On the lowest rung, the last line of defense, and also the least effective, you have Personal Protective Equipment. Let’s go back to the chlorine spill. The bad thing has already happened. The truck driver loaded up acid in the bleach tank. The driver was overcome by the poison gas so he couldn’t shut off the pump. If he had a respirator at hand, then he could’ve shut down the pump and stopped the leak from getting worse. It wouldn’t have prevented it, but it would’ve reduced the number of injuries.

Further up, we got administrative controls. Changing the way people work! The operator of the facility could’ve been present to make sure that the truck driver loaded up the correct fill line. The fill lines could’ve been correctly marked — thus reducing the risk of a fuckup.

Even more effective would’ve been some engineering controls. Isolating people from the hazard. Making the connectors incompatible. The facility still deals with acid and bleach, but it wouldn’t have been physically possible for the truck driver to load up the wrong chemical.

Substitution. What if the facility could use something else instead of bleach, let’s say sodium hydroxide (lye). Yeah, it’s still dangerous, but much less so. You still got strong, nasty chemicals, but at least when you mix them up it won’t poison the entire city. You’re noticing how, the further up we go, the stronger the controls are. Way more effective.

Elimination. What if the facility could produce the protein, and the spirits, and the starch or whatever without needing to use strong acids or what have you? It would completely eliminate the risk. You’re also noticing how, the further up in the controls you go, how much of a pain in the ass it is to actually implement them. There’s no way anyone is gonna tear down the entire facility to build a new one that uses a different process, assuming it’s even possible in the first place. I’ll get back to that in a sec.

But first, let’s take a look at how such an approach would look in security.

Image 5

Let’s go back to that example. An engineer was trying to synchronize their environment across machines. They were uploading the files to github on one computer and downloading them on another. They accidentally put a credential in one of them and uploaded it to GitHub. Long day for security.

Let’s go up the hierarchy of controls.

What I didn’t mention is that it was an AWS credential. AWS runs crawlers on GitHub, so if you post a credential it will quickly add a Credential Compromised policy on the credential, locking it down so you can’t mine bitcoin with it. It doesn’t prevent everything, but it’s a quick and dirty guardrail. Personal Protective Equipment, as it were. It bought us some time to rotate the credential.

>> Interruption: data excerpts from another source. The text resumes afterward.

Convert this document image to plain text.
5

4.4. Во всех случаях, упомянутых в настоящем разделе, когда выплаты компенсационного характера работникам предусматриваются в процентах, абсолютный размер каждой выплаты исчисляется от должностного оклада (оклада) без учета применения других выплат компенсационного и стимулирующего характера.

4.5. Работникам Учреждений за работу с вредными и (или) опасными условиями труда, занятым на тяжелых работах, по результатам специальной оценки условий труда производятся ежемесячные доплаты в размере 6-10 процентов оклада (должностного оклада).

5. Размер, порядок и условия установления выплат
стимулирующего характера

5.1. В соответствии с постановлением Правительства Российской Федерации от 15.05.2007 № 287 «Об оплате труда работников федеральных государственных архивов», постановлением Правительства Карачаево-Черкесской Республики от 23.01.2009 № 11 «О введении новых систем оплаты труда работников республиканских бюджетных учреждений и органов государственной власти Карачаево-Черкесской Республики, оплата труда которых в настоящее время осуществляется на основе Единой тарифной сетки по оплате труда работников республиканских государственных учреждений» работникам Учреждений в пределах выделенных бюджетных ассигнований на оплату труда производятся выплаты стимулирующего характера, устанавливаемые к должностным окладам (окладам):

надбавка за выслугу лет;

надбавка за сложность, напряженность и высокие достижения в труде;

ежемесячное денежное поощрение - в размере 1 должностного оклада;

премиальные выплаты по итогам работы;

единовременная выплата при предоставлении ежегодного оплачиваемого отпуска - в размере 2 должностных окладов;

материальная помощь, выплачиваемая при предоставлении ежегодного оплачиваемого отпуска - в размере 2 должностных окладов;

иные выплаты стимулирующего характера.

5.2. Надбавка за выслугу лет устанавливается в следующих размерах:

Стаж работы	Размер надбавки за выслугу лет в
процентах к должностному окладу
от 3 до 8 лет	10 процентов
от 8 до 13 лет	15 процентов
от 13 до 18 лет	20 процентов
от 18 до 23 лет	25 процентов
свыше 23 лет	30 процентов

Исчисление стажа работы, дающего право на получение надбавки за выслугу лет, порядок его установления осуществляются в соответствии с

By the way, if you were here last year, this was the same credential I talked about then — the one that, when we tried to rotate it, it resulted in a complete and total clusterfuck because AWS didn’t tell us that it’s actually not possible to rotate it without breaking everything. Hit me up later for some story time.

Administrative controls: the engineer could’ve used a different mechanism to synchronize their environment. Maybe SFTP or something. We could’ve had a policy in place to double-check for credentials before pushing to GitHub. Engineering controls. The reason they had that credential was because they needed it to troubleshoot. If there was an established troubleshooting process that included a step to remove the credential from the environment once it was no longer needed, it would’ve reduced the risk.

Engineering controls: what if the engineer had a special tool to synchronize the environments that didn’t go through github? What if there was a mechanism to prevent you from committing a credential to code? (by the way, I built something like that a long time ago, it’s called secret-shield, it used git hooks to prevent you from committing credentials to code).

Substitution: the credential had full read-write access to a ton of data. What if the engineer could do the troubleshooting without that credential? Maybe a credential that only gave you access to file metadata.

Elimination: why was the credential needed? Was it possible to create a process that didn’t require credentials in the first place and instead used something like AWS roles?

The further up you go the hierarchy, the more effective the controls are. But it’s more expensive and time consuming.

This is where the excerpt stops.